Brasil Sociedade Conectada iLtda
Por Gabril Piolli
Esta semana falei a estudantes da
Universidade do Vale do Paraíba. Calouros da Faculdade de Ciências
Sociais Aplicadas e Comunicação. Uma galera bonita de Administração,
Ciências Contábeis, Moda, Secretariado Executivo, Jornalismo, Rádio e
TV, Publicidade e Propaganda, e Ciência da Computação.
A TV Univap é
uma das melhores emissoras universitárias do país, com produção
regular, de qualidade, realizada pelos estudantes e professores da FCSAC. É dirigida por meu amigo, companheiro de lutas e sucessor na presidência da ABTU, Fernando Moreira,
um professor daquele raro tipo que faz, reflete sobre o que faz, ensina
o que aprende, faz junto com o aluno, e aprende ensinando. Ele me fez o
convite para falar sobre um tema desafiador: “A Sociedade Conectada”.
Como jornalista, estou acostumado a
trabalhar com temas pautados. A pauta dá um rumo seguro para a
investigação. Ajuda a levantar os elementos de análise, facilita a
organização das ideias, orienta a especulação. Mas quando é ampla assim,
é um pouco assustadora. Exige um bom dispêndio de bestunto, com risco
considerável de produzir uma pensata rasa. E tratava-se de fazer uma
explanação do tema que fosse, também, uma exortação aos jovens
iniciantes na vida universitária. Um convite à aplicação e ao empenho.
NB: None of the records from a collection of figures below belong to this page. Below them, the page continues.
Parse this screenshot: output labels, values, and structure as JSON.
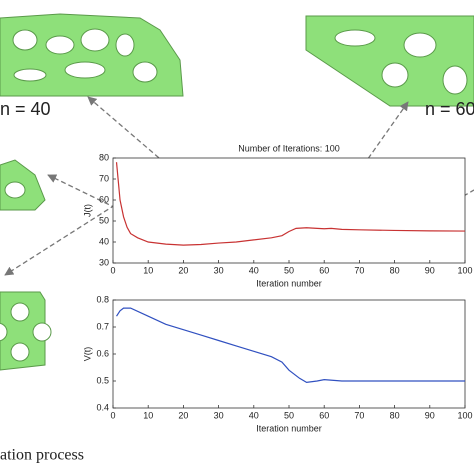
{
  "labels": [
    "n = 40",
    "n = 60"
  ],
  "caption": "ation process",
  "chart_data": [
    {
      "type": "line",
      "title": "Number of Iterations: 100",
      "xlabel": "Iteration number",
      "ylabel": "J(t)",
      "xlim": [
        0,
        100
      ],
      "ylim": [
        30,
        80
      ],
      "xticks": [
        0,
        10,
        20,
        30,
        40,
        50,
        60,
        70,
        80,
        90,
        100
      ],
      "yticks": [
        30,
        40,
        50,
        60,
        70,
        80
      ],
      "series": [
        {
          "name": "J(t)",
          "color": "#c83232",
          "x": [
            1,
            2,
            3,
            4,
            5,
            7,
            10,
            15,
            20,
            25,
            30,
            35,
            40,
            45,
            48,
            50,
            52,
            55,
            58,
            60,
            62,
            65,
            70,
            80,
            90,
            100
          ],
          "values": [
            78,
            60,
            52,
            47,
            44,
            42,
            40,
            39,
            38.5,
            38.8,
            39.5,
            40,
            41,
            42,
            43,
            45,
            46.5,
            46.8,
            46.5,
            46.3,
            46.5,
            46,
            45.8,
            45.5,
            45.3,
            45.2
          ]
        }
      ]
    },
    {
      "type": "line",
      "xlabel": "Iteration number",
      "ylabel": "V(t)",
      "xlim": [
        0,
        100
      ],
      "ylim": [
        0.4,
        0.8
      ],
      "xticks": [
        0,
        10,
        20,
        30,
        40,
        50,
        60,
        70,
        80,
        90,
        100
      ],
      "yticks": [
        0.4,
        0.5,
        0.6,
        0.7,
        0.8
      ],
      "series": [
        {
          "name": "V(t)",
          "color": "#3050c0",
          "x": [
            1,
            2,
            3,
            5,
            10,
            15,
            20,
            25,
            30,
            35,
            40,
            45,
            48,
            50,
            53,
            55,
            58,
            60,
            65,
            70,
            80,
            90,
            100
          ],
          "values": [
            0.74,
            0.76,
            0.77,
            0.77,
            0.74,
            0.71,
            0.69,
            0.67,
            0.65,
            0.63,
            0.61,
            0.59,
            0.57,
            0.54,
            0.51,
            0.495,
            0.5,
            0.505,
            0.5,
            0.5,
            0.5,
            0.5,
            0.5
          ]
        }
      ]
    }
  ]
}
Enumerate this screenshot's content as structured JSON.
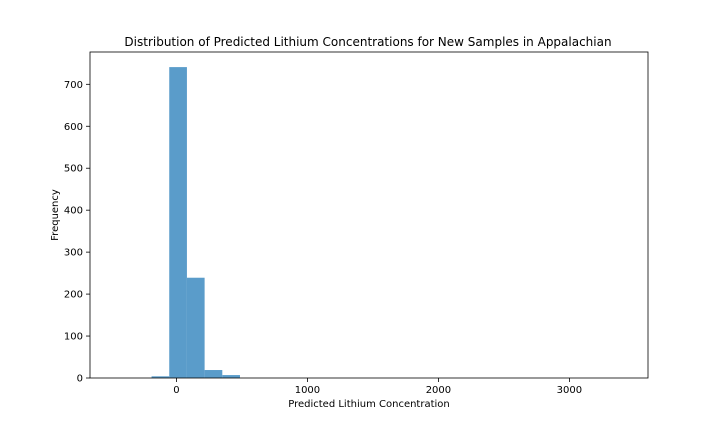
{
  "chart_data": {
    "type": "bar",
    "title": "Distribution of Predicted Lithium Concentrations for New Samples in Appalachian",
    "xlabel": "Predicted Lithium Concentration",
    "ylabel": "Frequency",
    "xlim": [
      -660,
      3600
    ],
    "ylim": [
      0,
      777
    ],
    "xticks": [
      0,
      1000,
      2000,
      3000
    ],
    "yticks": [
      0,
      100,
      200,
      300,
      400,
      500,
      600,
      700
    ],
    "bar_color": "#5a9cca",
    "grid": false,
    "bins": [
      {
        "x0": -190,
        "x1": -55,
        "count": 4
      },
      {
        "x0": -55,
        "x1": 80,
        "count": 741
      },
      {
        "x0": 80,
        "x1": 215,
        "count": 239
      },
      {
        "x0": 215,
        "x1": 350,
        "count": 19
      },
      {
        "x0": 350,
        "x1": 485,
        "count": 7
      }
    ]
  }
}
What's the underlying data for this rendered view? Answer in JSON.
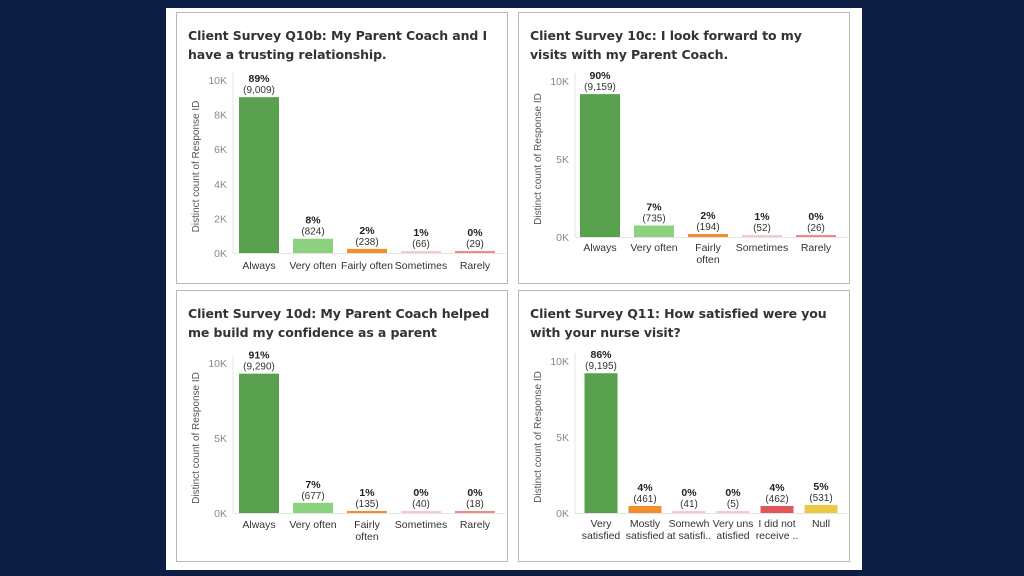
{
  "chart_data": [
    {
      "type": "bar",
      "title": "Client Survey Q10b: My Parent Coach and I have a trusting relationship.",
      "ylabel": "Distinct count of Response ID",
      "ylim": [
        0,
        10000
      ],
      "yticks": [
        0,
        2000,
        4000,
        6000,
        8000,
        10000
      ],
      "ytick_labels": [
        "0K",
        "2K",
        "4K",
        "6K",
        "8K",
        "10K"
      ],
      "categories": [
        [
          "Always"
        ],
        [
          "Very often"
        ],
        [
          "Fairly often"
        ],
        [
          "Sometimes"
        ],
        [
          "Rarely"
        ]
      ],
      "values": [
        9009,
        824,
        238,
        66,
        29
      ],
      "pct_labels": [
        "89%",
        "8%",
        "2%",
        "1%",
        "0%"
      ],
      "count_labels": [
        "(9,009)",
        "(824)",
        "(238)",
        "(66)",
        "(29)"
      ],
      "colors": [
        "#59a14f",
        "#8cd17d",
        "#f28e2b",
        "#f8c9c9",
        "#ee8a8a"
      ]
    },
    {
      "type": "bar",
      "title": "Client Survey 10c: I look forward to my visits with my Parent Coach.",
      "ylabel": "Distinct count of Response ID",
      "ylim": [
        0,
        10000
      ],
      "yticks": [
        0,
        5000,
        10000
      ],
      "ytick_labels": [
        "0K",
        "5K",
        "10K"
      ],
      "categories": [
        [
          "Always"
        ],
        [
          "Very often"
        ],
        [
          "Fairly",
          "often"
        ],
        [
          "Sometimes"
        ],
        [
          "Rarely"
        ]
      ],
      "values": [
        9159,
        735,
        194,
        52,
        26
      ],
      "pct_labels": [
        "90%",
        "7%",
        "2%",
        "1%",
        "0%"
      ],
      "count_labels": [
        "(9,159)",
        "(735)",
        "(194)",
        "(52)",
        "(26)"
      ],
      "colors": [
        "#59a14f",
        "#8cd17d",
        "#f28e2b",
        "#f8c9c9",
        "#ee8a8a"
      ]
    },
    {
      "type": "bar",
      "title": "Client Survey 10d: My Parent Coach helped me build my confidence as a parent",
      "ylabel": "Distinct count of Response ID",
      "ylim": [
        0,
        10000
      ],
      "yticks": [
        0,
        5000,
        10000
      ],
      "ytick_labels": [
        "0K",
        "5K",
        "10K"
      ],
      "categories": [
        [
          "Always"
        ],
        [
          "Very often"
        ],
        [
          "Fairly",
          "often"
        ],
        [
          "Sometimes"
        ],
        [
          "Rarely"
        ]
      ],
      "values": [
        9290,
        677,
        135,
        40,
        18
      ],
      "pct_labels": [
        "91%",
        "7%",
        "1%",
        "0%",
        "0%"
      ],
      "count_labels": [
        "(9,290)",
        "(677)",
        "(135)",
        "(40)",
        "(18)"
      ],
      "colors": [
        "#59a14f",
        "#8cd17d",
        "#f28e2b",
        "#f8c9c9",
        "#ee8a8a"
      ]
    },
    {
      "type": "bar",
      "title": "Client Survey Q11: How satisfied were you with your nurse visit?",
      "ylabel": "Distinct count of Response ID",
      "ylim": [
        0,
        10000
      ],
      "yticks": [
        0,
        5000,
        10000
      ],
      "ytick_labels": [
        "0K",
        "5K",
        "10K"
      ],
      "categories": [
        [
          "Very",
          "satisfied"
        ],
        [
          "Mostly",
          "satisfied"
        ],
        [
          "Somewh",
          "at satisfi.."
        ],
        [
          "Very uns",
          "atisfied"
        ],
        [
          "I did not",
          "receive .."
        ],
        [
          "Null"
        ]
      ],
      "values": [
        9195,
        461,
        41,
        5,
        462,
        531
      ],
      "pct_labels": [
        "86%",
        "4%",
        "0%",
        "0%",
        "4%",
        "5%"
      ],
      "count_labels": [
        "(9,195)",
        "(461)",
        "(41)",
        "(5)",
        "(462)",
        "(531)"
      ],
      "colors": [
        "#59a14f",
        "#f28e2b",
        "#f8c9c9",
        "#f8c9c9",
        "#e15759",
        "#edc948"
      ]
    }
  ]
}
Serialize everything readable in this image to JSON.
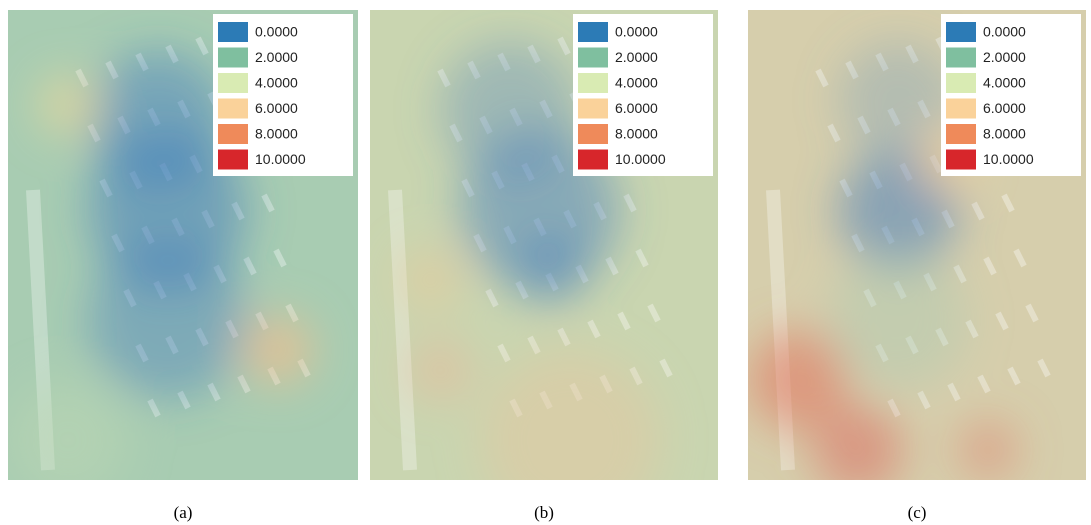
{
  "panels": [
    {
      "caption": "(a)"
    },
    {
      "caption": "(b)"
    },
    {
      "caption": "(c)"
    }
  ],
  "legend": {
    "items": [
      {
        "value": 0,
        "label": "0.0000",
        "color": "#2c7bb6"
      },
      {
        "value": 2,
        "label": "2.0000",
        "color": "#7fbf9f"
      },
      {
        "value": 4,
        "label": "4.0000",
        "color": "#d9ebb3"
      },
      {
        "value": 6,
        "label": "6.0000",
        "color": "#fad29a"
      },
      {
        "value": 8,
        "label": "8.0000",
        "color": "#ef8a5a"
      },
      {
        "value": 10,
        "label": "10.0000",
        "color": "#d7262b"
      }
    ]
  }
}
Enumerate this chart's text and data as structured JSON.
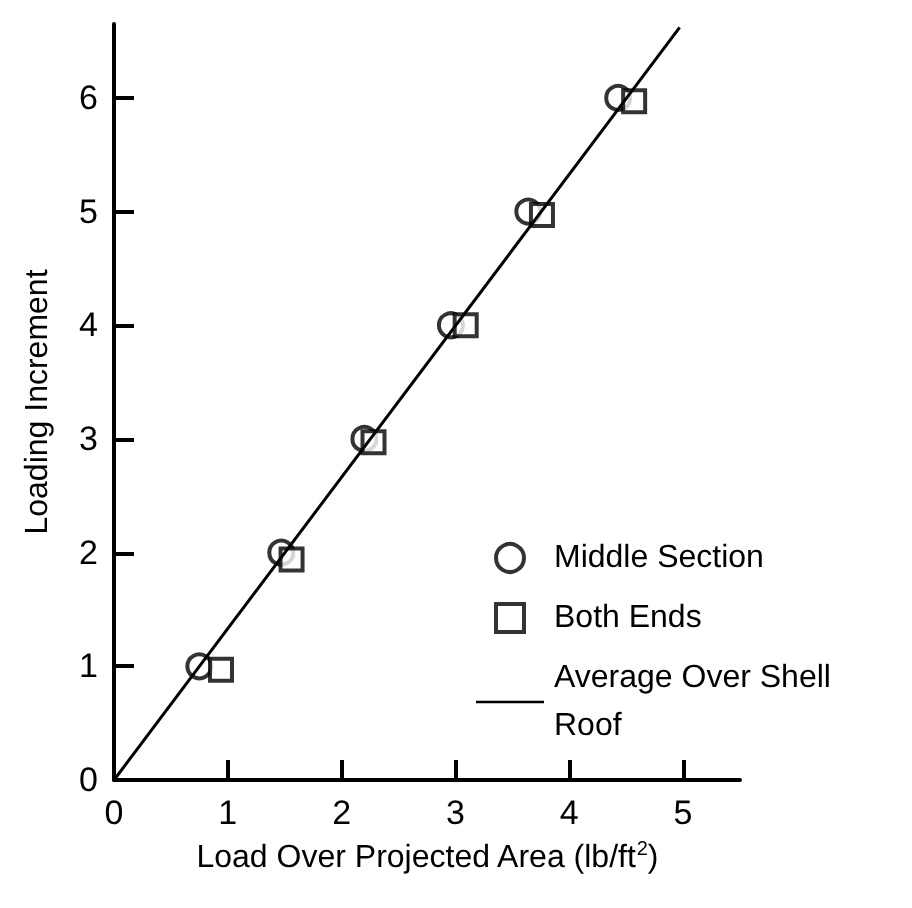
{
  "chart_data": {
    "type": "scatter",
    "xlabel": "Load Over Projected Area (lb/ft$^{2}$)",
    "ylabel": "Loading Increment",
    "series": [
      {
        "name": "Middle Section",
        "type": "scatter",
        "marker": "circle",
        "color": "#000000",
        "x": [
          0.75,
          1.47,
          2.2,
          2.96,
          3.64,
          4.43
        ],
        "values": [
          1,
          2,
          3,
          4,
          5,
          6
        ]
      },
      {
        "name": "Both Ends",
        "type": "scatter",
        "marker": "square",
        "color": "#000000",
        "x": [
          0.94,
          1.56,
          2.28,
          3.09,
          3.76,
          4.57
        ],
        "values": [
          0.97,
          1.94,
          2.97,
          4,
          4.97,
          5.97
        ]
      },
      {
        "name": "Average Over Shell Roof",
        "type": "line",
        "marker": "none",
        "line_style": "solid",
        "color": "#000000",
        "x": [
          0,
          4.97
        ],
        "values": [
          0,
          6.62
        ]
      }
    ],
    "xlim": [
      0,
      5.5
    ],
    "xticks": [
      0,
      1,
      2,
      3,
      4,
      5
    ],
    "ylim": [
      0,
      6.65
    ],
    "yticks": [
      0,
      1,
      2,
      3,
      4,
      5,
      6
    ],
    "grid": false,
    "legend": "right"
  }
}
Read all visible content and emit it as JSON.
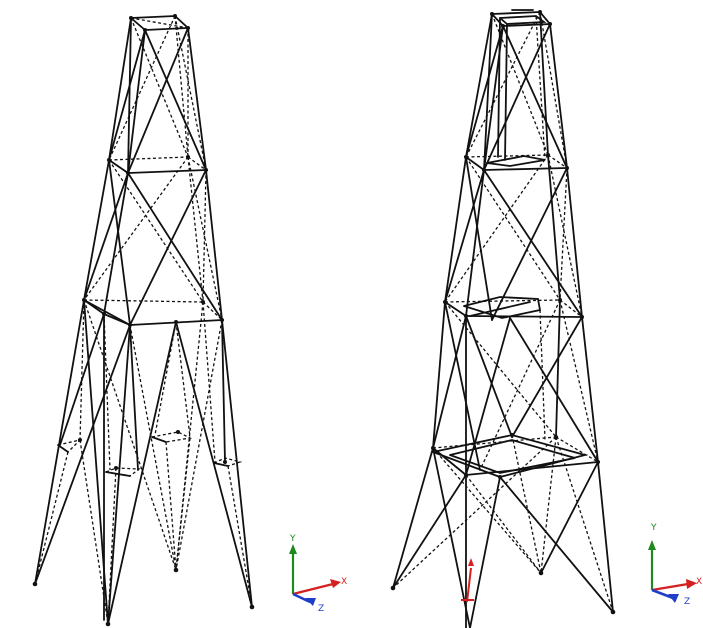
{
  "left_view": {
    "triad": {
      "y_label": "Y",
      "x_label": "X",
      "z_label": "Z"
    }
  },
  "right_view": {
    "triad": {
      "y_label": "Y",
      "x_label": "X",
      "z_label": "Z"
    }
  },
  "colors": {
    "background": "#ffffff",
    "member": "#111111",
    "axis_y": "#1e8a1e",
    "axis_x": "#d42020",
    "axis_z": "#1f3fc8",
    "base_marker": "#d42020"
  },
  "icons": [
    "axis-triad-icon",
    "axis-triad-icon",
    "base-support-marker-icon"
  ]
}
Estaria este mamífero analógico, filhote
de Gutemberg, capacitado a discorrer sobre as mutações digitais no
corpo social? Certamente não, mas sentia-se apto a tecer algumas
generalidades que pudessem ser instigantes e excitar a curiosidade dos
alunos.
Para organizar a parada, segui o sábio conselho de meu pai, advogado, lavrador da palavra:
“vá à essência”. Ao núcleo do significado, ao centro do que a palavra
encerra e expressa. Desmonte a palavra e explore todas as suas direções.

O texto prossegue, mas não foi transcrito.